Publikumsfragen von Feuerwehr bis Parkplätzen für die Polizei
Reihum griffen die Kandidaten dann zu dem überdimensionalen großen roten Würfel, und der spuckte in großer Anzahl Publikumsfragen aus. Da ging es etwa um eine bessere Ausstattung der Feuerwehr, um ein digitales Stadtmodell oder auch mal um die Frage, welche Unterstützung es in Sachen Dämmung des eigenen Hauses geht. Nicht immer förderte das einsichtsreiche Antworten der Kandidaten zutage – manches Mal flüchteten sich die Angesprochenen dann in ein einfaches „will ich unterstützen“ oder „sollte man machen“.
Allerdings hatten die Kandidaten für ihre Antwort auch nur jeweils 60 Sekunden Zeit, nicht viel Raum, um ganze Konzepte auszubreiten. Auch bringt das Wahl-Spiel mit sich, dass jeweils eine Frage an nur einen der Kandidaten geht – manches Mal hätte man als Zuschauer aber gerne gewusst: Wie stehen die anderen Kandidaten denn zu diesem Thema? So klagte etwa ein Vertreter der Gewerkschaft der Polizei aus dem Publikum: „Die Kollegen finden keine Parkplätze am Polizeipräsidium Mainz“, wie denn dort Abhilfe geschaffen werden könne?
Die Frage ging nur leider an den Vertreter der Satirepartei „Die Partei“, und Lukas Haker entgegnete: Man solle doch einfach auf Fahrrad-Cops setzen, „Autos sind so was von 1939.“ Überhaupt positionierte sich der gebürtige Wiesbadener eher als Randfigur und sorgte mit Sätzen wie „Wir sollten das Internet wieder abschaffen“ zwar für Schmunzler, aber auch für wenig Erkenntnisgewinn – sein Vorgänger hatte bei der OB-Wahl 2019 immerhin noch für pfiffige Nachdenk-Einwürfe von der Seitenlinie gesorgt.
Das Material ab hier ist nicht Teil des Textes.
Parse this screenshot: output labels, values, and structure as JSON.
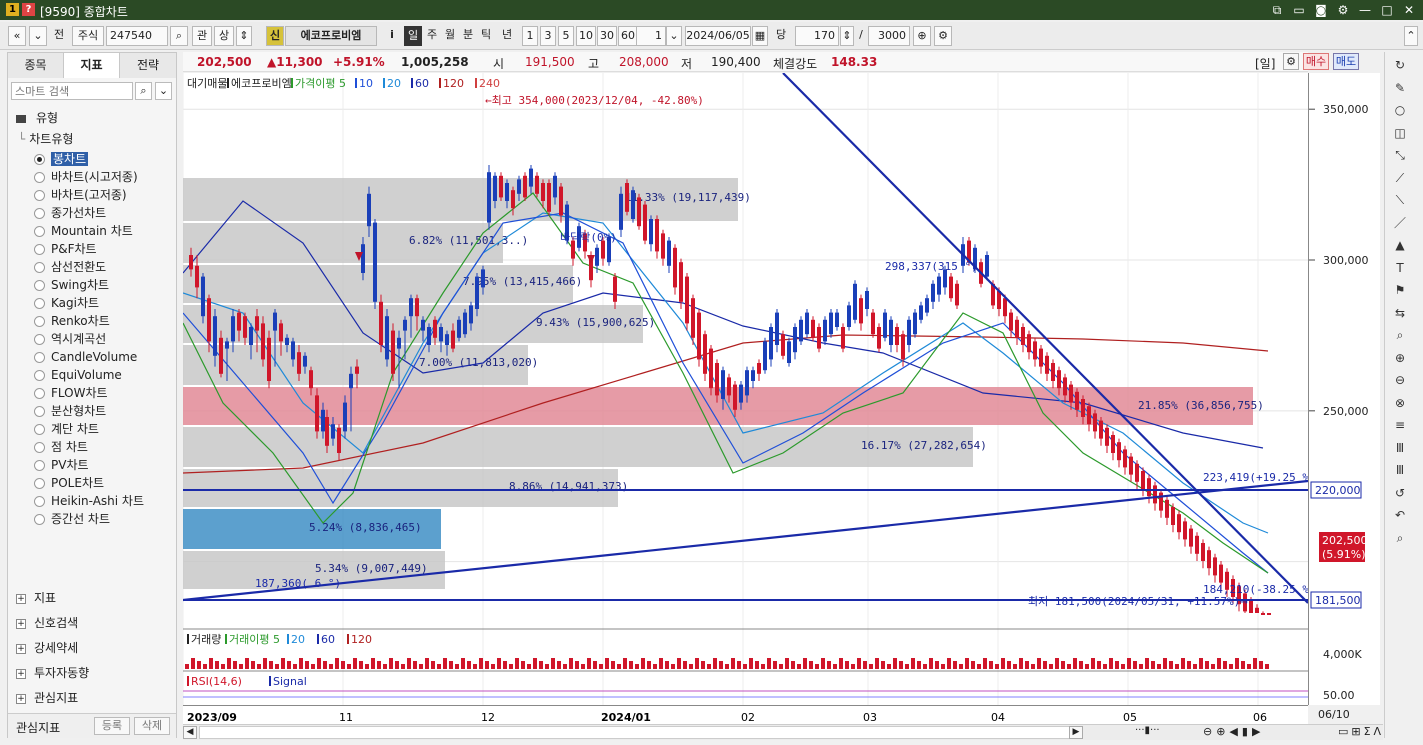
{
  "window": {
    "title": "[9590] 종합차트",
    "icon_a": "1",
    "icon_b": "?"
  },
  "window_controls": [
    "restore-icon",
    "minimize-icon",
    "camera-icon",
    "settings-icon",
    "minus-icon",
    "maximize-icon",
    "close-icon"
  ],
  "toolbar": {
    "market": "주식",
    "code": "247540",
    "btn_gwan": "관",
    "btn_sang": "상",
    "badge": "신",
    "stock_name": "에코프로비엠",
    "info": "i",
    "periods": [
      "일",
      "주",
      "월",
      "분",
      "틱",
      "년"
    ],
    "active_period": "일",
    "intervals": [
      "1",
      "3",
      "5",
      "10",
      "30",
      "60"
    ],
    "interval_value": "1",
    "date": "2024/06/05",
    "dang": "당",
    "count": "170",
    "slash": "/",
    "total": "3000",
    "jeon": "전"
  },
  "sidebar": {
    "tabs": [
      "종목",
      "지표",
      "전략"
    ],
    "active_tab": "지표",
    "search_placeholder": "스마트 검색",
    "section": "유형",
    "subsection": "차트유형",
    "items": [
      "봉차트",
      "바차트(시고저종)",
      "바차트(고저종)",
      "종가선차트",
      "Mountain 차트",
      "P&F차트",
      "삼선전환도",
      "Swing차트",
      "Kagi차트",
      "Renko차트",
      "역시계곡선",
      "CandleVolume",
      "EquiVolume",
      "FLOW차트",
      "분산형차트",
      "계단 차트",
      "점 차트",
      "PV차트",
      "POLE차트",
      "Heikin-Ashi 차트",
      "증간선 차트"
    ],
    "groups": [
      "지표",
      "신호검색",
      "강세약세",
      "투자자동향",
      "관심지표"
    ],
    "footer": {
      "label": "관심지표",
      "add": "등록",
      "delete": "삭제"
    }
  },
  "quote": {
    "price": "202,500",
    "change": "▲11,300",
    "change_pct": "+5.91%",
    "volume": "1,005,258",
    "open_label": "시",
    "open": "191,500",
    "high_label": "고",
    "high": "208,000",
    "low_label": "저",
    "low": "190,400",
    "strength_label": "체결강도",
    "strength": "148.33",
    "period_tag": "[일]",
    "buy": "매수",
    "sell": "매도"
  },
  "legend": {
    "items": [
      "대기매물",
      "에코프로비엠",
      "가격이평 5",
      "10",
      "20",
      "60",
      "120",
      "240"
    ],
    "colors": [
      "#222222",
      "#222222",
      "#2c9a2c",
      "#1f4fd8",
      "#1f8ad8",
      "#1a2aa8",
      "#b02020",
      "#d04040"
    ]
  },
  "chart_data": {
    "type": "candlestick",
    "title": "에코프로비엠",
    "y_ticks": [
      "350,000",
      "300,000",
      "250,000"
    ],
    "ylim": [
      178000,
      362000
    ],
    "x_ticks": [
      "2023/09",
      "11",
      "12",
      "2024/01",
      "02",
      "03",
      "04",
      "05",
      "06",
      "06/10"
    ],
    "annotations": [
      "←최고 354,000(2023/12/04, -42.80%)",
      "최저 181,500(2024/05/31, +11.57%)⟶",
      "298,337(315 °)",
      "223,419(+19.25 %)",
      "184,210(-38.25 %)",
      "187,360( 6 °)",
      "바닥락(0%)"
    ],
    "price_marks": [
      "220,000",
      "202,500",
      "(5.91%)",
      "181,500"
    ],
    "volume_profile": [
      {
        "label": "11.33% (19,117,439)"
      },
      {
        "label": "6.82% (11,501,3..)"
      },
      {
        "label": "7.95% (13,415,466)"
      },
      {
        "label": "9.43% (15,900,625)"
      },
      {
        "label": "7.00% (11,813,020)"
      },
      {
        "label": "21.85% (36,856,755)"
      },
      {
        "label": "16.17% (27,282,654)"
      },
      {
        "label": "8.86% (14,941,373)"
      },
      {
        "label": "5.24% (8,836,465)"
      },
      {
        "label": "5.34% (9,007,449)"
      }
    ],
    "volume_panel": {
      "legend": [
        "거래량",
        "거래이평 5",
        "20",
        "60",
        "120"
      ],
      "tick": "4,000K"
    },
    "rsi_panel": {
      "legend": [
        "RSI(14,6)",
        "Signal"
      ],
      "tick": "50.00"
    }
  },
  "bottom": {
    "icons": [
      "scroll-left-icon",
      "scroll-right-icon",
      "zoom-in-icon",
      "zoom-out-icon",
      "play-icon",
      "pause-icon"
    ]
  }
}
Verkehrswende, mehr Kitapersonal und Nachtbürgermeister
Aufschlussreicher war es da schon, wenn ausgerechnet an den grünen OB-Kandidaten Christian Viering die Frage nach der Verkehrswende ging. Er wolle, dass Mainz „mehr Bus und Bahn“ bekomme, „und eine klare Vorfahrt fürs Rad“, antwortete dieser, und betonte zugleich in Richtung Gewerkschaften: Das kommende 49-Euro-Ticket dürfe „auf keinen Fall dazu führen, dass Arbeitsbedingungen bei der Mainzer Mobilität schlechter werden.“
CDU-Kandidatin Manuela Matz hingegen forderte, sie wolle ein Gesamtverkehrskonzept für Mainz entwickeln – das es in der Tat bisher nicht gibt. Alle Verkehrsträger müssten dabei gleichberechtigt behandelt werden, „jedes hat für sich gute Argumente“, betonte Matz. Die amtierende Wirtschaftsdezernentin war zudem gefragt worden, was sie als erstes umsetzen würde im Fall ihrer Wahl, neben mehr Kitapersonal und günstigem Wohnraum nannte sie explizit auch mehr Wasser und mehr Grün in der Innenstadt. Zudem sprach sich Matz dafür aus, dass der Nachtkulturbeauftragte eine hauptamtliche Stelle werde und personelle Unterstützung bekomme.
An SPD-Kandidatin Mareike von Jungenfeld, finanzpolitische Sprecherin der SPD im Stadtrat, ging wiederum die Frage, wie sie mit dem neuen Millionen-Einkommen der Stadt umgehen wolle. Es sei falsch, „mit der Gießkanne durch die Stadt zu gehen“, antwortete die, sie wolle eine Priorität in Sachen familienfreundliche Stadt setzen und etwa Zuschüsse für kostenlose warme Mahlzeit in Kitas finanzieren.
Streit um die Schaffung von günstigem Wohnraum
„Warum müssen wir jetzt auf Zuschüsse warten“, hakte da Nino Haase, parteiloser OB-Kandidat ein: „Vor zwei Monaten haben Sie als Ampel einen neuen Haushalt eingebracht – und Sie haben die Haushaltsrede für die SPD gehalten“, hielt er der SPD-Stadträtin von Jungenfeld vor: „Das sind Kernforderungen der SPD, warum müssen wir darauf warten, dass die durchgesetzt werden?“ Solche Aussagen kämen „bei der SPD nur im Wahlkampf“, kritisierte Haase, genau deswegen trete er als OB-Kandidat an.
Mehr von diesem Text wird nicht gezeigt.